Interfacial spin-orbit coupling driven enhancement of superconductivity by parallel magnetic field

TL;DR

This paper explains how interfacial spin-orbit coupling combined with a parallel magnetic field can enhance superconductivity and increase the critical temperature in thin films, challenging the conventional view of magnetic fields always suppressing superconductivity.

Contribution

It introduces a theoretical model showing that Rashba spin-orbit interaction and magnetic field can boost superconductivity, supported by calculations of critical temperature modifications.

Findings

Superconducting critical temperature can be enhanced by parallel magnetic field.

Interfacial spin-orbit interaction causes Lifshitz invariants affecting superconductivity.

Modification of Little-Parks oscillations due to Rashba spin-orbit coupling.

Abstract

It is commonly believed that time reversal symmetry breaking perturbations such as magnetic field or scattering on magnetic impurities destruct superconductivity and suppress the critical temperature of the superconducting phase transition.

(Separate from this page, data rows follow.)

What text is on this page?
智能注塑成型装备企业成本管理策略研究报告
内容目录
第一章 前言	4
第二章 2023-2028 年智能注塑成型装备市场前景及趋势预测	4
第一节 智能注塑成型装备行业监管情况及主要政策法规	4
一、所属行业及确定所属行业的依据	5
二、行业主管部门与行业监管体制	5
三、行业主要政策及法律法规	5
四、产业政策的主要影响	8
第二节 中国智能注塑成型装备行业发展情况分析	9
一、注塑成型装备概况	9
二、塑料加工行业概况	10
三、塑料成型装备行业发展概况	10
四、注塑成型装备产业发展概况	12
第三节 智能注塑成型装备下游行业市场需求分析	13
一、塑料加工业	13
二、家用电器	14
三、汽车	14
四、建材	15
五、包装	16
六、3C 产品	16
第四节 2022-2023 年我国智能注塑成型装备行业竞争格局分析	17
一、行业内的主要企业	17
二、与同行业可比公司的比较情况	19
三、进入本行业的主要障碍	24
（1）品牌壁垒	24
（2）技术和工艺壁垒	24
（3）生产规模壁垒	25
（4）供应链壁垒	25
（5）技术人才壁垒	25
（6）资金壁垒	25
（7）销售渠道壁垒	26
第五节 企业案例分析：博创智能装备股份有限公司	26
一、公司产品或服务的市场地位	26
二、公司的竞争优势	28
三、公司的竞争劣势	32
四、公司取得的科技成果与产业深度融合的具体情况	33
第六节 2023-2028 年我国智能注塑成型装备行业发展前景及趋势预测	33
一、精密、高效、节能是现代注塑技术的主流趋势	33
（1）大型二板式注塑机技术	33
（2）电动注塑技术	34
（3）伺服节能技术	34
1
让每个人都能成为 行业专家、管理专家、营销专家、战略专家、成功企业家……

However, in the recent experimental studies significant enhancement of superconducting critical temperature by parallel magnetic field was found for several thin superconducting systems [H.J. Gardner, et al., Nature Physics {\bf 7}, 895 (2011); T. Asaba, et al., Scientific Reports {\bf 8}, 1 (2018) ]. Here we present a possible explanation of the observed phenomenon showing that combination of interfacial spin-orbit interaction and external magnetic field can cause the increase of the superconducting critical temperature of thin superconducting film in wide range of magnetic fields. We use the Ginzburg-Landau formalism taking into account Lifshitz invariant originated from Rashba spin-orbit interaction, which is also responsible for the superconducting diode effect. We also calculate the modification of the Little-Parks oscillations of the critical temperature of hollow superconducting cylinder at the presence of Rashba interfacial spin-orbit interaction.